Man vs. Bear, just because
What’s shakin’?
I have to start looking for a job today. I bet you’re surprised, all like, “What? Amateur comedy doesn’t pay the bills?!” I know, right? I am not looking forward to the job hunt process. I am looking forward to having a job and earning some income and bringing a little more structure in my life. Especially if I can find a job that really aligns with my interests and skills.
Who am I kidding? I only wrote that in case potential employers find my blog. Working sucks.
Since I have to devote time to my job hunt today, I am taking the easy way out and posting some random bits and pieces you may find entertaining. First off, I took a couple baby steps forward this week. I performed really well at the Up & Comers show at the Rivoli on Monday night. The gentleman who runs the room, Morgan, told me I can come back for their regular Monday night comedy, which was my goal. I am very excited to be able to perform there among some of the best comics Toronto has to offer.
Secondly, I gots me an agent yesterday. She is a very ambitious and capable agent, and everyone on her current roster is doing very well. Don’t expect to see me in commercials next week, or even in the next year. There obviously won’t be any overnight results. But it’s nice to have someone on my side who can make my hard work (and modicum of talent) go even further.
I also received another sign that I am becoming a huge star. Someone criticized me on Twitter! Check out this woman’s tweet:
http://twitter.com/ms_jones74/statuses/6311703444
Shit, my first burn! I love how she threw my name out there as if it is a known entity. Her followers on Twitter (yes, all 64 of them) were probably like, “Who the f*ck is DJ Demers?” Well, Curvy Jones, you have insulted my honour and I must respond. Let me just say that you can make fun of my comedy, but don’t you dare insult my music critic skillz! But I must thank you for specifying that you are in fact the Real Curvy Jones. I almost thought you were the fake Curvy Jones for a minute there.

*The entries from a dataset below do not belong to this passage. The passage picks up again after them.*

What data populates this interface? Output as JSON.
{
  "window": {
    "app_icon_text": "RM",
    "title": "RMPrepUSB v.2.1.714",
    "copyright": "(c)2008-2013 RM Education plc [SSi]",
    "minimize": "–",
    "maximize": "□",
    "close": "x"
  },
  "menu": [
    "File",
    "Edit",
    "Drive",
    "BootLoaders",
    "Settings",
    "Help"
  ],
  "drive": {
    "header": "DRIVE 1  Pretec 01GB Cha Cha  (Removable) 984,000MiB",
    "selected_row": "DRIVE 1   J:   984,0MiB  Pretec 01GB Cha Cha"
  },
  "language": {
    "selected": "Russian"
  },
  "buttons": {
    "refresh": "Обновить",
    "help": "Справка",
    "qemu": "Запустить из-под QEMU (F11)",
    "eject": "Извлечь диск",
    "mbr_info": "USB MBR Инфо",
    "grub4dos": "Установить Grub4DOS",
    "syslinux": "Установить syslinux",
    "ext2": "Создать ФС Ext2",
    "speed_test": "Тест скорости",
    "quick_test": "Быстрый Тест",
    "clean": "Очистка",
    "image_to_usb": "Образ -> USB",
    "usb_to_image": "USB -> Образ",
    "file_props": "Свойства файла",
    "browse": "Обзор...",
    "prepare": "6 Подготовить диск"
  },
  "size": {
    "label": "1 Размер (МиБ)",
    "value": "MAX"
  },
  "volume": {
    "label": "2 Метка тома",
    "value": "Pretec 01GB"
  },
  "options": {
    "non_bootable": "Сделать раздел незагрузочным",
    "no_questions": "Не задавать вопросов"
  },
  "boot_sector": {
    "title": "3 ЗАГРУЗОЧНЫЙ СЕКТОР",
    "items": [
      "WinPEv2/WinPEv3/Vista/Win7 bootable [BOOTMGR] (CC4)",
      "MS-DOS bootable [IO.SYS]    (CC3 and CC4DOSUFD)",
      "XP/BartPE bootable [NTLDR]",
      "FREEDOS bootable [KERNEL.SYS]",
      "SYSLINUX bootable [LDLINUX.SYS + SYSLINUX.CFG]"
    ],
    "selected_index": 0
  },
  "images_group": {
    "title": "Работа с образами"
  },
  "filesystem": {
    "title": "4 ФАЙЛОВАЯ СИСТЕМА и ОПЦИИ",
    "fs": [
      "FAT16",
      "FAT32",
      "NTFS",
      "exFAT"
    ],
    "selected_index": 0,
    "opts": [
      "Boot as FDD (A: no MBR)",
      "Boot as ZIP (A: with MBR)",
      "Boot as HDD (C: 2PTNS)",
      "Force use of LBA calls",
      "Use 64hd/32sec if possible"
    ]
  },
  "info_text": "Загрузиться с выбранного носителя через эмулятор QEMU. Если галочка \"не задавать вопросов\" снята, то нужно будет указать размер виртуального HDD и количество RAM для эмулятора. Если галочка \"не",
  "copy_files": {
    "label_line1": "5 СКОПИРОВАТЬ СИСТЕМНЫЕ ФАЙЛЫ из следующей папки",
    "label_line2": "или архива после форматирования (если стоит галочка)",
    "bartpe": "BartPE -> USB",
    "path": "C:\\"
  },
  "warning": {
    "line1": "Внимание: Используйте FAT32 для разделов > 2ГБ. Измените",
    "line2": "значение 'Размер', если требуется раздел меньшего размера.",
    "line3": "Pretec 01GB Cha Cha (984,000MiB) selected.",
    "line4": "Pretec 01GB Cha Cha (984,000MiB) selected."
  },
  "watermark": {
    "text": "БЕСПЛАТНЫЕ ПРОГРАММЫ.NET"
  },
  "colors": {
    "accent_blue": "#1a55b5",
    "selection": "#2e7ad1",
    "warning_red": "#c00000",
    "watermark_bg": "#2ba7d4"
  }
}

Have you seen Stephen King’s new book, Under the Dome? I know it is easy to make a joke about Stephen King’s prolific output and seemingly half-baked ideas, but this one is too much for me. Is there any doubt he thought of Under the Dome while watching The Simpsons Movie? “Hey, that’s really funny. I bet it could also be scary.”


Last week, I exchanged phone numbers with another comic named Chris. She was typing her name into my phone and when she typed in the first two letters, the auto-complete on my phone suggested ‘Chloroform’. This frightening auto-completion led her to question what skeletons were hanging in my closet. She recounted this story to an audience last night before introducing me to the stage, so I had address the incident head-on when I took the mic.
“There’s a simple explanation for that chloroform story,” I began. “You see, chloroform is the drug that I use on girls before I rape them.” This drew a raucous response, but I obviously could not end the joke there, lest they actually believe it.
“I’m just kidding. They’re always awake when I rape them.”
God, I love my job. Well, I guess it’s more of a hobby than a job until I start making some money from it, but I love it regardless. Now I’m off to find a real job. Thanks for checking in, folks.
(By the way, I must state for the record that there is nothing funny about rape. The humour in that joke lies in the reversal of expectations. Rather than assuaging the audience’s concern that I may be a rapist, I merely confirmed their fear – twice. But rape is bad, we all agree.)